MARC has affirmed its AAID long-term rating on MTD InfraPerdana Bhd’s (MTD InfraPerdana) RM700.0 million Islamic Medium Term Notes (IMTN) programme. The rating reflects MTD InfraPerdana's strong operating profitability, underscored by the sustained traffic flows on the established and matured toll highways operated by wholly-owned subsidiaries, MTD Prime Sdn Bhd (MTD Prime) and Metramac Corporation Sdn Bhd (Metramac). The rating also reflects robust operating margins which afford substantial protection of operating profitability against inflation. These strengths, however, are moderated by MTD InfraPerdana’s traffic volume risk and an anticipated weakening in debt protection measures as a result of an upcoming capital repayment exercise. The rating carries a stable outlook.

MTD InfraPerdana is an investment holding company listed on the Main Board of Bursa Malaysia. Currently the company has interests in four toll road facilities through its wholly-owned subsidiaries, namely MTD Prime and Metramac. MTD Prime is the concessionaire for the Kuala Lumpur-Karak Highway (KLK) and its extension, the East Coast Expressway Phase 1 (ECE1), both of which have a remaining concession tenure of 25 years. The 60km KLK is the main artery road connecting the Klang Valley and Karak town. The 174.5km ECE1 begins from Karak to the Pahang-Terengganu border. Metramac, the concessionaire for the East-West Link Expressway (EWL) and Kuala Lumpur-Seremban Expressway, which was acquired from Metacorp Berhad (Metacorp) in December 2005. The remaining life of the concessions for both EWL and Kuala Lumpur-Seremban Expressway is 10 years.

In financial year ended (FYE) 31 March 2007, all highways registered growth in average daily traffic. KLK, being the primary link between the Klang Valley region and the East Coast corridor, recorded traffic volume of 29,523,587 Passenger Car Units (PCUs) for the year and is expected to benefit from the toll rate hike effective from 1 January 2007. EWL and ECE1’s traffic volumes increased 1.9% (2006: 7.7%) and 7.7% respectively in FY2007. Meanwhile, Kuala Lumpur-Seremban Expressway registered lower than expected traffic growth of 0.8% vis-à-vis the company’s expectations of 2.0% due to congestion on the highway arising from construction works.

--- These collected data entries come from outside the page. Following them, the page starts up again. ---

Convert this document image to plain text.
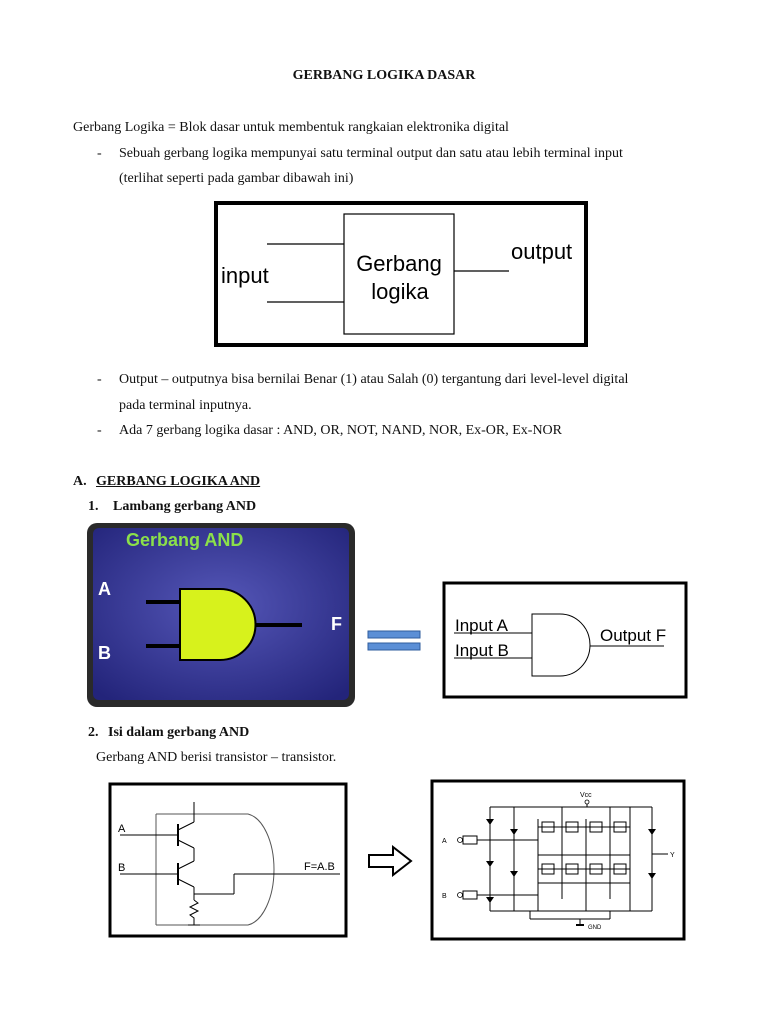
GERBANG LOGIKA DASAR
Gerbang Logika = Blok dasar untuk membentuk rangkaian elektronika digital
- Sebuah gerbang logika mempunyai satu terminal output dan satu atau lebih terminal input
(terlihat seperti pada gambar dibawah ini)
input	Gerbang
logika
output
- Output – outputnya bisa bernilai Benar (1) atau Salah (0) tergantung dari level-level digital
pada terminal inputnya.
- Ada 7 gerbang logika dasar : AND, OR, NOT, NAND, NOR, Ex-OR, Ex-NOR
A. GERBANG LOGIKA AND
1. Lambang gerbang AND
Gerbang AND
A
B
F	Input A
Input B
Output F
2. Isi dalam gerbang AND
Gerbang AND berisi transistor – transistor.
A
B	F=A.B
Vcc
A
B
Y
GND
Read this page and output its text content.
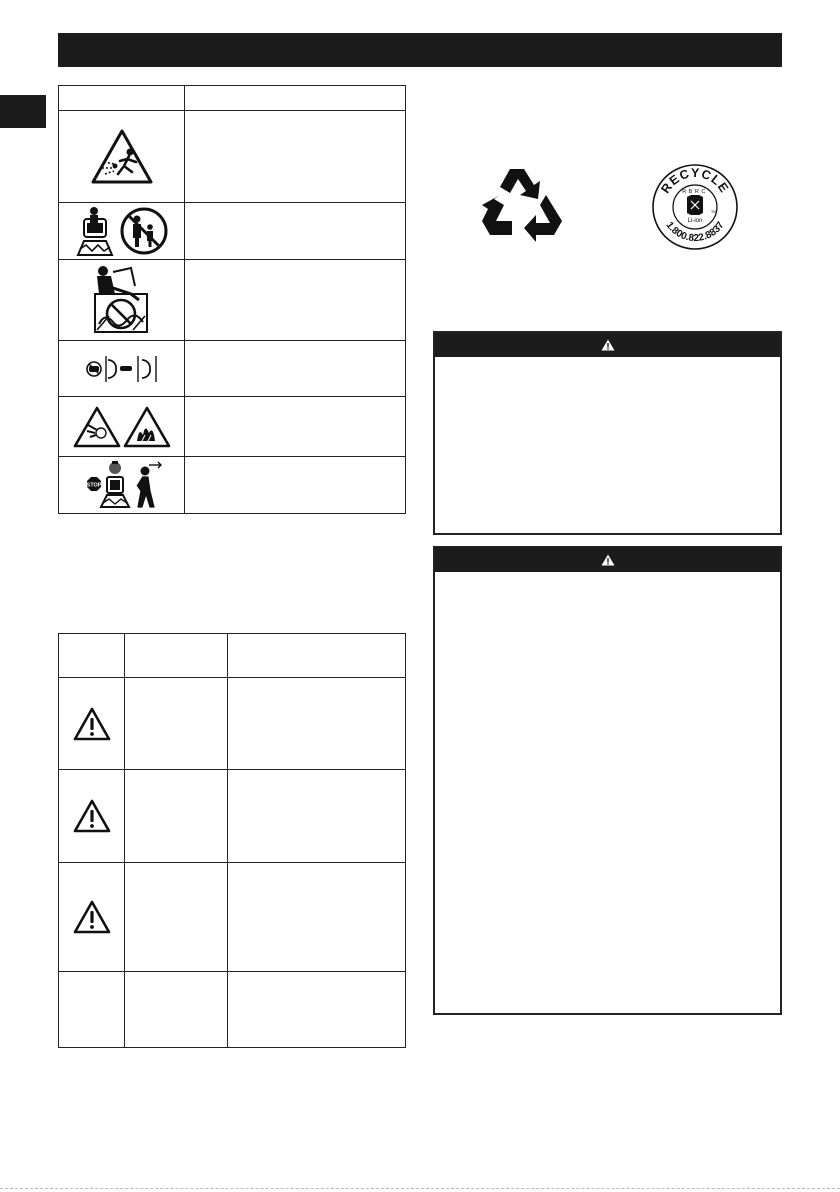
STOP
RECYCLE
1.800.822.8837
RBRC
Li-ion
TM
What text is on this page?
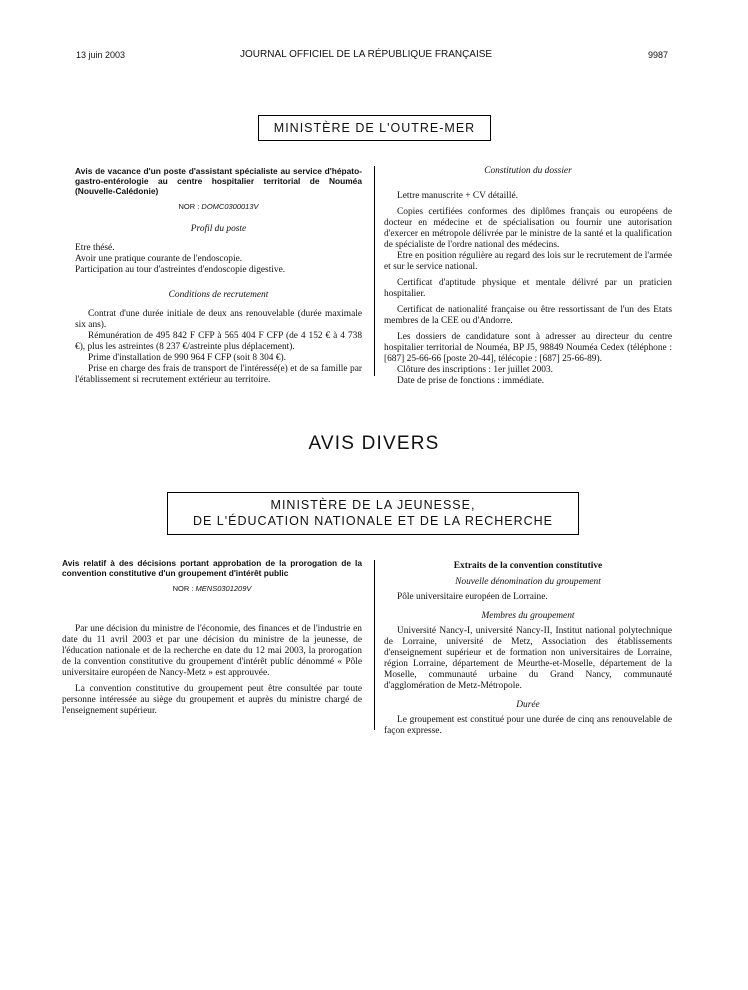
13 juin 2003	JOURNAL OFFICIEL DE LA RÉPUBLIQUE FRANÇAISE	9987
MINISTÈRE DE L'OUTRE-MER

Avis de vacance d'un poste d'assistant spécialiste au service d'hépato-gastro-entérologie au centre hospitalier territorial de Nouméa (Nouvelle-Calédonie)

NOR : DOMC0300013V

Profil du poste

Etre thésé.

Avoir une pratique courante de l'endoscopie.

Participation au tour d'astreintes d'endoscopie digestive.

Conditions de recrutement

Contrat d'une durée initiale de deux ans renouvelable (durée maximale six ans).

Rémunération de 495 842 F CFP à 565 404 F CFP (de 4 152 € à 4 738 €), plus les astreintes (8 237 €/astreinte plus déplacement).

Prime d'installation de 990 964 F CFP (soit 8 304 €).

Prise en charge des frais de transport de l'intéressé(e) et de sa famille par l'établissement si recrutement extérieur au territoire.

Constitution du dossier

Lettre manuscrite + CV détaillé.

Copies certifiées conformes des diplômes français ou européens de docteur en médecine et de spécialisation ou fournir une autorisation d'exercer en métropole délivrée par le ministre de la santé et la qualification de spécialiste de l'ordre national des médecins.

Etre en position régulière au regard des lois sur le recrutement de l'armée et sur le service national.

Certificat d'aptitude physique et mentale délivré par un praticien hospitalier.

Certificat de nationalité française ou être ressortissant de l'un des Etats membres de la CEE ou d'Andorre.

Les dossiers de candidature sont à adresser au directeur du centre hospitalier territorial de Nouméa, BP J5, 98849 Nouméa Cedex (téléphone : [687] 25-66-66 [poste 20-44], télécopie : [687] 25-66-89).

Clôture des inscriptions : 1er juillet 2003.

Date de prise de fonctions : immédiate.

AVIS DIVERS
MINISTÈRE DE LA JEUNESSE,
DE L'ÉDUCATION NATIONALE ET DE LA RECHERCHE

Avis relatif à des décisions portant approbation de la prorogation de la convention constitutive d'un groupement d'intérêt public

NOR : MENS0301209V

Par une décision du ministre de l'économie, des finances et de l'industrie en date du 11 avril 2003 et par une décision du ministre de la jeunesse, de l'éducation nationale et de la recherche en date du 12 mai 2003, la prorogation de la convention constitutive du groupement d'intérêt public dénommé « Pôle universitaire européen de Nancy-Metz » est approuvée.

La convention constitutive du groupement peut être consultée par toute personne intéressée au siège du groupement et auprès du ministre chargé de l'enseignement supérieur.

Extraits de la convention constitutive

Nouvelle dénomination du groupement

Pôle universitaire européen de Lorraine.

Membres du groupement

Université Nancy-I, université Nancy-II, Institut national polytechnique de Lorraine, université de Metz, Association des établissements d'enseignement supérieur et de formation non universitaires de Lorraine, région Lorraine, département de Meurthe-et-Moselle, département de la Moselle, communauté urbaine du Grand Nancy, communauté d'agglomération de Metz-Métropole.

Durée

Le groupement est constitué pour une durée de cinq ans renouvelable de façon expresse.
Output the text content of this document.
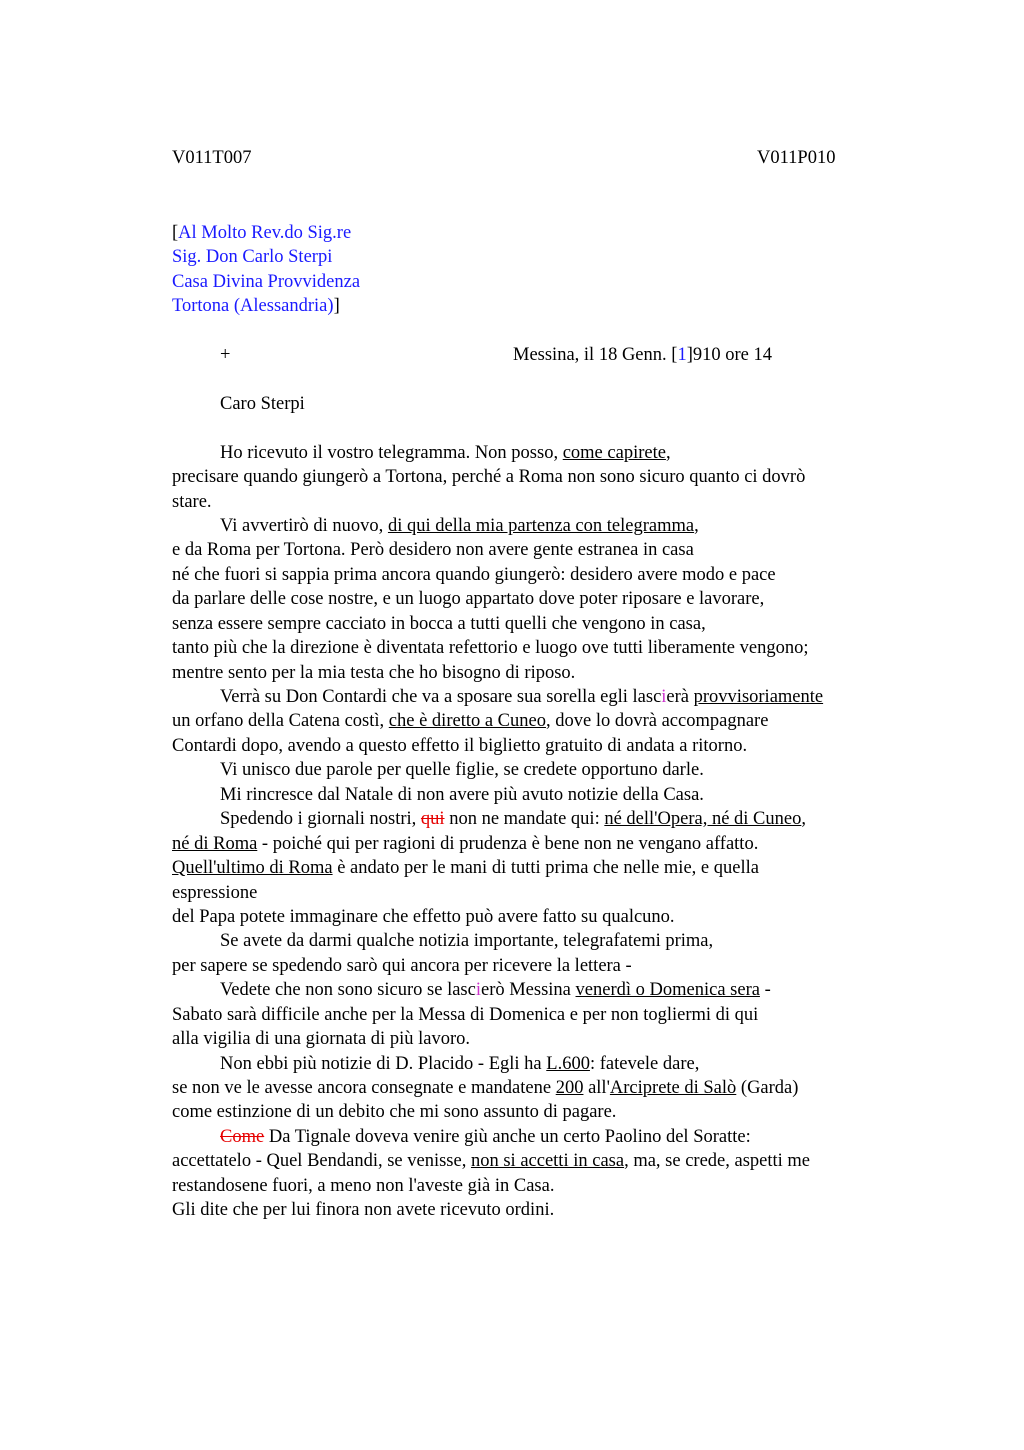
V011T007	V011P010
[Al Molto Rev.do Sig.re
Sig. Don Carlo Sterpi
Casa Divina Provvidenza
Tortona (Alessandria)]
+	Messina, il 18 Genn. [1]910 ore 14
Caro Sterpi
Ho ricevuto il vostro telegramma. Non posso, come capirete,
precisare quando giungerò a Tortona, perché a Roma non sono sicuro quanto ci dovrò
stare.
Vi avvertirò di nuovo, di qui della mia partenza con telegramma,
e da Roma per Tortona. Però desidero non avere gente estranea in casa
né che fuori si sappia prima ancora quando giungerò: desidero avere modo e pace
da parlare delle cose nostre, e un luogo appartato dove poter riposare e lavorare,
senza essere sempre cacciato in bocca a tutti quelli che vengono in casa,
tanto più che la direzione è diventata refettorio e luogo ove tutti liberamente vengono;
mentre sento per la mia testa che ho bisogno di riposo.
Verrà su Don Contardi che va a sposare sua sorella egli lascierà provvisoriamente
un orfano della Catena costì, che è diretto a Cuneo, dove lo dovrà accompagnare
Contardi dopo, avendo a questo effetto il biglietto gratuito di andata a ritorno.
Vi unisco due parole per quelle figlie, se credete opportuno darle.
Mi rincresce dal Natale di non avere più avuto notizie della Casa.
Spedendo i giornali nostri, qui non ne mandate qui: né dell'Opera, né di Cuneo,
né di Roma - poiché qui per ragioni di prudenza è bene non ne vengano affatto.
Quell'ultimo di Roma è andato per le mani di tutti prima che nelle mie, e quella
espressione
del Papa potete immaginare che effetto può avere fatto su qualcuno.
Se avete da darmi qualche notizia importante, telegrafatemi prima,
per sapere se spedendo sarò qui ancora per ricevere la lettera -
Vedete che non sono sicuro se lascierò Messina venerdì o Domenica sera -
Sabato sarà difficile anche per la Messa di Domenica e per non togliermi di qui
alla vigilia di una giornata di più lavoro.
Non ebbi più notizie di D. Placido - Egli ha L.600: fatevele dare,
se non ve le avesse ancora consegnate e mandatene 200 all'Arciprete di Salò (Garda)
come estinzione di un debito che mi sono assunto di pagare.
Come Da Tignale doveva venire giù anche un certo Paolino del Soratte:
accettatelo - Quel Bendandi, se venisse, non si accetti in casa, ma, se crede, aspetti me
restandosene fuori, a meno non l'aveste già in Casa.
Gli dite che per lui finora non avete ricevuto ordini.
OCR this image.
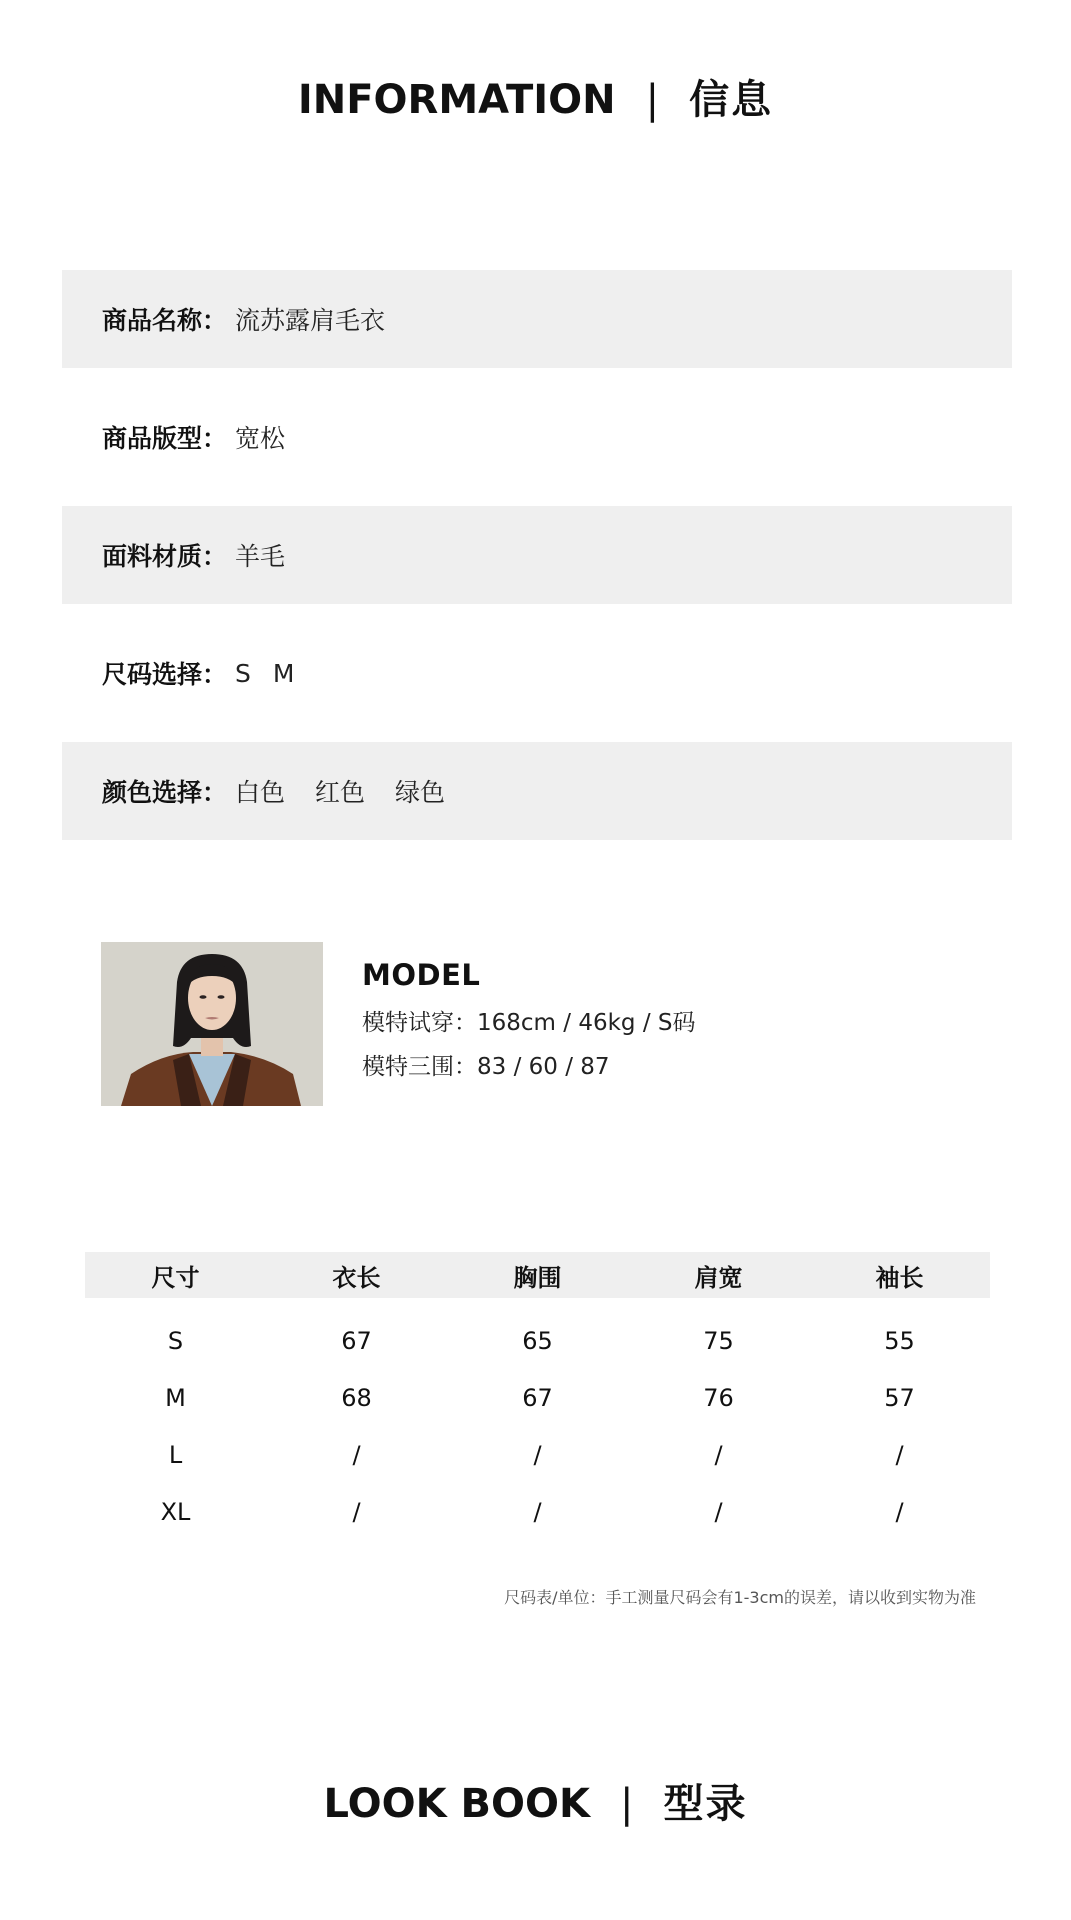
INFORMATION | 信息
商品名称： 流苏露肩毛衣
商品版型： 宽松
面料材质： 羊毛
尺码选择： S M
颜色选择： 白色 红色 绿色
MODEL
模特试穿：168cm / 46kg / S码
模特三围：83 / 60 / 87
尺寸	衣长	胸围	肩宽	袖长
S	67	65	75	55
M	68	67	76	57
L	/	/	/	/
XL	/	/	/	/
尺码表/单位：手工测量尺码会有1-3cm的误差，请以收到实物为准
LOOK BOOK | 型录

MTD InfraPerdana’s FSCR of 3.66 times, was in compliance with its minimum covenanted level of 1.75 times and within MARC’s expectations. MTD InfraPerdana’s base case cash flows project a minimum FSCR of 1.80 times and average FSCR of 3.72 times between financial year ended March 2008 and financial year ended March 2021. MTD InfraPerdana expects its revenues to grow at a compounded annual growth rate of 5.80% from FY2007 through financial year ended March 2022.
 
MTD InfraPerdana’s gearing as measured by debt to equity - total debt over total of shareholders' funds and minority interest was 1.86 times as at 31 March 2008 has risen significantly from 0.59 times a year earlier. MARC expects gearing to deteriorate further, as a result of an announced selective capital repayment exercise targeted to be completed by this year. This will translate into lower credit protection measures; net gearing of 1.98 times and lower EBITDA interest coverage. Although the stable outlook incorporates a short-term weakening of MTD InfraPerdana’s balance sheet, MARC expects continued strong cash flow generation at its subsidiaries, primarily MTD Prime, to ensure that the overall inflow received by the holding company is more than adequate to cover its debt service. The outlook also assumes that the group will stay committed to maintaining credit quality.

Major Rating Factors

Strengths

  • The strategic location of the four toll road facilities under the Group;
  • Little significant competition from toll-free roads; and
  • Solid traffic growth rates.

Challenges/Risks

  • Relatively high debt burden with debt-equity ratio at 1.83 times.